When the Council of Ministers approved the Sexual Offences Bill—a bill introduced to replace the outdated Somali Penal Code of 1964—it was seen as a progressive step towards addressing crimes related to sexual violence. The original version of the Sexual Offences Bill, first drafted in 2018 with strong backing from civil society organisations and international partners, aimed to criminalise sexual violence, child marriage, sexual harassment, and other forms of gender-based violence. It also sought to protect the rights of women, children, and survivors of sexual abuse.

However, the bill failed to move forward due to significant pressure from influential religious scholars, who increasingly act as both lawmakers and enforcers of public morality.

Take, for instance, the case of Sheikh Mohamed Ummal, a prominent religious leader, who publicly criticised, in a very derogatory manner, Somali MP and then cabinet minister Hon. Khadija (AUN), for wearing clothing he deemed “un-Islamic.”

One may be justified in questioning: if religious scholars are so determined to shape law and public morality, why not focus that energy on addressing contemporary local challenges—such as corruption, poverty, or education—instead of trying to globalise our suffering or dictate personal freedoms under the guise of religious piety?

There is an alienation of intellectuals, those capable of providing nuanced analyses of Somali societal "illness.”, while Somali problems are often misinterpreted as uniquely and inherently rooted in broader Muslim struggle, minimizing complex local realities.

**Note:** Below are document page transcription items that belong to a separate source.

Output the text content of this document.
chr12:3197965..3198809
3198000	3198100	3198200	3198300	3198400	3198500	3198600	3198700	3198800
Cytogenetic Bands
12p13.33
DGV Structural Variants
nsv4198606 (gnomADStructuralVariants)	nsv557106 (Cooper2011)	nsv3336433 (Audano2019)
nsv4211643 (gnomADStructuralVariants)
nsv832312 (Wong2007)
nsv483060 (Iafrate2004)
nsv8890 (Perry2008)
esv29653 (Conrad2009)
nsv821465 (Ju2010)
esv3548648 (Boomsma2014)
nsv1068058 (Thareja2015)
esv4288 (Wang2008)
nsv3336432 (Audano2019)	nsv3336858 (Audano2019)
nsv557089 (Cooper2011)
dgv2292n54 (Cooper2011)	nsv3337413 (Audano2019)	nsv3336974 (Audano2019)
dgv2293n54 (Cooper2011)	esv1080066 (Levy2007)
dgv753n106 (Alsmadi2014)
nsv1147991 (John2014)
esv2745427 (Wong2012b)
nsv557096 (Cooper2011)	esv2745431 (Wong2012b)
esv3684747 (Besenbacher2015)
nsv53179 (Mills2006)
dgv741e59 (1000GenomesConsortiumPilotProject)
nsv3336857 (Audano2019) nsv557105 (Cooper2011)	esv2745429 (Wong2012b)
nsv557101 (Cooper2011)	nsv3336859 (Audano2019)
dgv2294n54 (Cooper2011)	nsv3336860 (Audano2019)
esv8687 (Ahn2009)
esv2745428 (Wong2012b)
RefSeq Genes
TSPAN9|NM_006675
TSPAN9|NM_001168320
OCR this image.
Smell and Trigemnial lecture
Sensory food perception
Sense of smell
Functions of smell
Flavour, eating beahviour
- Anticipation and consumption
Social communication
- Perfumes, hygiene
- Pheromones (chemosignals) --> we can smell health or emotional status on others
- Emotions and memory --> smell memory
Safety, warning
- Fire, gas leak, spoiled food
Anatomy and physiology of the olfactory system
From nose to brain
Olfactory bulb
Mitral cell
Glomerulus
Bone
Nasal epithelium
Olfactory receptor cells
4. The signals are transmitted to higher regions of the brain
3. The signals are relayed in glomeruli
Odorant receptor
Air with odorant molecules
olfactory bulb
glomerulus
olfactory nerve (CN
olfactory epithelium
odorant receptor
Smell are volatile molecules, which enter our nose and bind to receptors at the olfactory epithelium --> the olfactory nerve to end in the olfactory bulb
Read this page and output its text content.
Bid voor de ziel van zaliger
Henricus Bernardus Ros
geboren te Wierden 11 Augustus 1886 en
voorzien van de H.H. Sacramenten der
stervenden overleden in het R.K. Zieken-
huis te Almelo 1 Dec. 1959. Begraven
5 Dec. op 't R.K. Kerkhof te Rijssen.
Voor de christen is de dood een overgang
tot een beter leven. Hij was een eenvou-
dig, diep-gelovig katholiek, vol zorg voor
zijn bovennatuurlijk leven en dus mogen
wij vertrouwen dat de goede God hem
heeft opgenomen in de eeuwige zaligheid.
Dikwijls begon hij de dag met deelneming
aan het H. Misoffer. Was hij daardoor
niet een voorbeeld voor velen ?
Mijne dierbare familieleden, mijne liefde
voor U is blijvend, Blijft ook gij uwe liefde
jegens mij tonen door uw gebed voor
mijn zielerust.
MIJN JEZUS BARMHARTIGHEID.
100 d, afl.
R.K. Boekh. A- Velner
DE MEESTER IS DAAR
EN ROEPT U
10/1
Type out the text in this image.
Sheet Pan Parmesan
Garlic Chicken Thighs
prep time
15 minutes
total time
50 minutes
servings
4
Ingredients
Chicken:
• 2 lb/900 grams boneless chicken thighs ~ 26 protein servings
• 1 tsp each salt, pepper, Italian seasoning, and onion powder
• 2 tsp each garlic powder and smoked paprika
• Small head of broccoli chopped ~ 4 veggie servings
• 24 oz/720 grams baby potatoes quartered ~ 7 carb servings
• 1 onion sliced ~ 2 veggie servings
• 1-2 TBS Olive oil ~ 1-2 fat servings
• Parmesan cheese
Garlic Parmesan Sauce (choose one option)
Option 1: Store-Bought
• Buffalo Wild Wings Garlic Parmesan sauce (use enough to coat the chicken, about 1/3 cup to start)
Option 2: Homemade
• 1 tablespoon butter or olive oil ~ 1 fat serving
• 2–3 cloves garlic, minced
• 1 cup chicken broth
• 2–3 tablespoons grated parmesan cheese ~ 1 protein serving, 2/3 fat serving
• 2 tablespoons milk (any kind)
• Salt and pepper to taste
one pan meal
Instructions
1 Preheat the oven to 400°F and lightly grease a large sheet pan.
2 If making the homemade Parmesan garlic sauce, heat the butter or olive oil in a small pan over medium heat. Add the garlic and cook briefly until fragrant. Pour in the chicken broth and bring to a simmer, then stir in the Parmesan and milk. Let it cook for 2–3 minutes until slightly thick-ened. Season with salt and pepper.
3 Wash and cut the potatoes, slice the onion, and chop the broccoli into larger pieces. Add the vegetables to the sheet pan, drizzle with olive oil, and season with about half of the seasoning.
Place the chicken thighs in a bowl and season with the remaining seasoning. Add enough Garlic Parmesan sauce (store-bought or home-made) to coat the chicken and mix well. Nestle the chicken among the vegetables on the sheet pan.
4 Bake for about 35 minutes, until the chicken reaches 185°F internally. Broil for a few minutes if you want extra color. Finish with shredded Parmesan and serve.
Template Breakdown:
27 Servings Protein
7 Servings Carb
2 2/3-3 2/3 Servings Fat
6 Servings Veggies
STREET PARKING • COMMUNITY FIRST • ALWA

The problem confronting us now places Somalis in a difficult position. First, many religious scholars, influenced by foreign schools of thought, remain entrenched in sectarian ideologies. Such rigid adherence to sects leaves them little to no freedom to address Somali issues without framing everything within a broader global narrative. Second, there is an alienation of intellectuals—those capable of providing nuanced analyses of Somali society's “illness.” Third, Somali problems are often misinterpreted as uniquely and inherently rooted in the broader Muslim struggle, minimising complex local realities.

The Somali problem cannot be analysed nor understood through the narrow use of faith. We must recognise that Somali problems are our own; they are not mere chapters in a global story. Framing them as such distances us from the lived realities of our people: the daily struggles on the ground, the pain echoing in the streets, and the truths obscured by hollow spiritual slogans. Without this shift, we risk detachment—floating in abstract ideas while our communities drown in crises.

Yes, being Muslim is undeniably a principal part of Somali identity. Acknowledging this, Samatar writes, “Islam played a defining role in the life of the Somali people for the past five historical eras.” There’s no denying that Islam has shaped Somali culture, values, and daily life in profound ways. But faith should guide and empower Somalis, not blind them. Somalis must recognise that some of those who share our beliefs, whether individuals or nations, have also contributed to our suffering—whether directly or through silence.

As painful as it may be to admit, we cannot speak of unity among hundreds of millions when our own homes are in flames. We must first look inward, confront our own truths, and rebuild from within before we can genuinely reach out.